The SSPs might be the best avenue when considering existence. These pathways attempt to model the civilization out to the year 2100. Through various assumptions on resource availability, technology development and population, experts move qualitative narratives to quantitative values. Energy is of course central to this and the expectation is that demand in 2100 will increase from the current 350 EJ energy to a range of 400 to 1200 EJ based upon scenarios. Anyway you look at this, the energy demanded by existence goes up, sometimes significantly!

So the civilization exists and will be using more and more energy. For what purpose? Is it to maximize everyone’s standard of living? Is it to maximize procreation? Or perhaps it has no real purpose and planning for the future is simply leisure (le loisir). How do you think energy be best applied to achieve your imagined future? What value do you see in civilization?

Moss
Moss

Land Use

The Earth is a rocky sphere that orbits the Sun. Via plate tectonics it recycles its surface. Currently the land portion of Earth’s surface has an area of about 148.9 million square kilometres. This is expansive. For example, the whole surface area of the Moon is only about 6% of this; just the area of Europe. So we have lots of land to use as we see fit.
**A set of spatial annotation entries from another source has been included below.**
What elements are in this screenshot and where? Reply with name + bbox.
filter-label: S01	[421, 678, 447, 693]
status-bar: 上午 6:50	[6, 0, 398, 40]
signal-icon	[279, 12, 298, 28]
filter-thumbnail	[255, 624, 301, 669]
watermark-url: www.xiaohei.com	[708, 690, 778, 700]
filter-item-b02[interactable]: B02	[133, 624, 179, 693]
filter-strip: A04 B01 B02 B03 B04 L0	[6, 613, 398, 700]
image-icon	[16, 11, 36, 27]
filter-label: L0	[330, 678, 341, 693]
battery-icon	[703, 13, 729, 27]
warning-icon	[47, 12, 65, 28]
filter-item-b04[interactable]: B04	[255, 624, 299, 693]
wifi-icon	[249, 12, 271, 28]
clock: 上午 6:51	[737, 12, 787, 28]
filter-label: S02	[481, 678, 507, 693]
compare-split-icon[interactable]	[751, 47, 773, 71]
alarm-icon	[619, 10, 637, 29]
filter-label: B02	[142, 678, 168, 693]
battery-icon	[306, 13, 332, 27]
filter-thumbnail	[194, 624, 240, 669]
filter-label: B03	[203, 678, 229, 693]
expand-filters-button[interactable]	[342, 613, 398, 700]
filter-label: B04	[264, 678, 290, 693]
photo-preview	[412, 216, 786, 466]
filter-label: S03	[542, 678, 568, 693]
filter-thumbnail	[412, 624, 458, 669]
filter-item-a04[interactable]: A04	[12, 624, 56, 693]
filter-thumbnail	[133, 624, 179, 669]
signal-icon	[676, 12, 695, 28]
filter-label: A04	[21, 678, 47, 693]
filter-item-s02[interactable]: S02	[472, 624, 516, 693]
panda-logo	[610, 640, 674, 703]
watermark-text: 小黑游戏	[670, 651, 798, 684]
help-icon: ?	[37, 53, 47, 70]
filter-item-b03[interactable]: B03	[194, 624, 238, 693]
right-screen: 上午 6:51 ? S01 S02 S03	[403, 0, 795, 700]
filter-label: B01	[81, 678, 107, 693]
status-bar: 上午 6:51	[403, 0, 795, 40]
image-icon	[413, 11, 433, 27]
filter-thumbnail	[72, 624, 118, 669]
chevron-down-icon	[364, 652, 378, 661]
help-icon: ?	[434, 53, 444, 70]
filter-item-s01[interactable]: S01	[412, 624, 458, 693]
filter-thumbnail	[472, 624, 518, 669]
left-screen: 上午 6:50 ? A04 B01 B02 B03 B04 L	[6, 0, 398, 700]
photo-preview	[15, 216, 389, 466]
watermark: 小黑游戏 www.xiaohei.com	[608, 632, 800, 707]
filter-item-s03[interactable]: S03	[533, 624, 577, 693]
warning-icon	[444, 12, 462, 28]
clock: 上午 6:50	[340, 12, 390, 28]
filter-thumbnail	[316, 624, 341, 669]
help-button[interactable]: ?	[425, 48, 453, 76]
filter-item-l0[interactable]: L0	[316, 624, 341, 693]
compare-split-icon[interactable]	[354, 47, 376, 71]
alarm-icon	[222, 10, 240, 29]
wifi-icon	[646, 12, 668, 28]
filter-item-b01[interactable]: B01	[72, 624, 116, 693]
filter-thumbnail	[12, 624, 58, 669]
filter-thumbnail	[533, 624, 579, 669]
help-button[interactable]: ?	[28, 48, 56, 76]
Let’s consider our use of the Earth’s land surface. We know the use from satellite data that measures the area of certain types of biomass. In 2017, the FAO estimates that agriculture covered 4.83 billion hectares, that forests covered 4 billion hectares and that other land such as deserts and barrens covered 4.165 billion hectares. While these numbers are just shy of the estimated total land area, they provide a very clear division of land use.

Let’s stop and think about these values. From them we see that humans have mastered the planet’s surface. Our agricultural area exceeds the forest area. Add infrastructure area (i.e. cities) to the agricultural area and the human affect becomes noticeable greater. We have taken over! And to think that only a few thousand years ago people had neither agriculture nor cities. What does this imply about land use for the future?

Land Use – All within 1km

Cats

We may be surprised at how seemingly small decisions can make for a big impact. Pets are an excellent example. A pet is an animal kept for companionship or pleasure. They serve no purpose other than to help make us happy.

Apparently we need lots of joy. For example, we are enjoying an estimated 200 million to over 1 billion domesticated cats. Chances are good that you’ve encountered domestic cats so we won’t describe them. But do you know their effect? For one, a typical cat needs 250 to 300 food calories a day. Taking this as an average and assuming a median number of cats then these carnivores take about 2.5e+17 Joules of energy each year. That’s a lot of energy.

Also, while cats reportedly originated in Egypt, we’ve placed them everywhere except the Antarctic. And we’ve let some of them run wild. Thus, in the U.S. alone they are responsible for the deaths of about 2 billion birds and 15 billion small mammals annually; including the extinction of some.

Small decisions, such as having a pet, can lead to big consequences. A consequence of having cats as pets has led to them getting a much larger share of (autotrophic) energy than they would have naturally obtained. And through extinctions, they’ve eliminated future competition for this energy. How will other small decisions be affecting our future?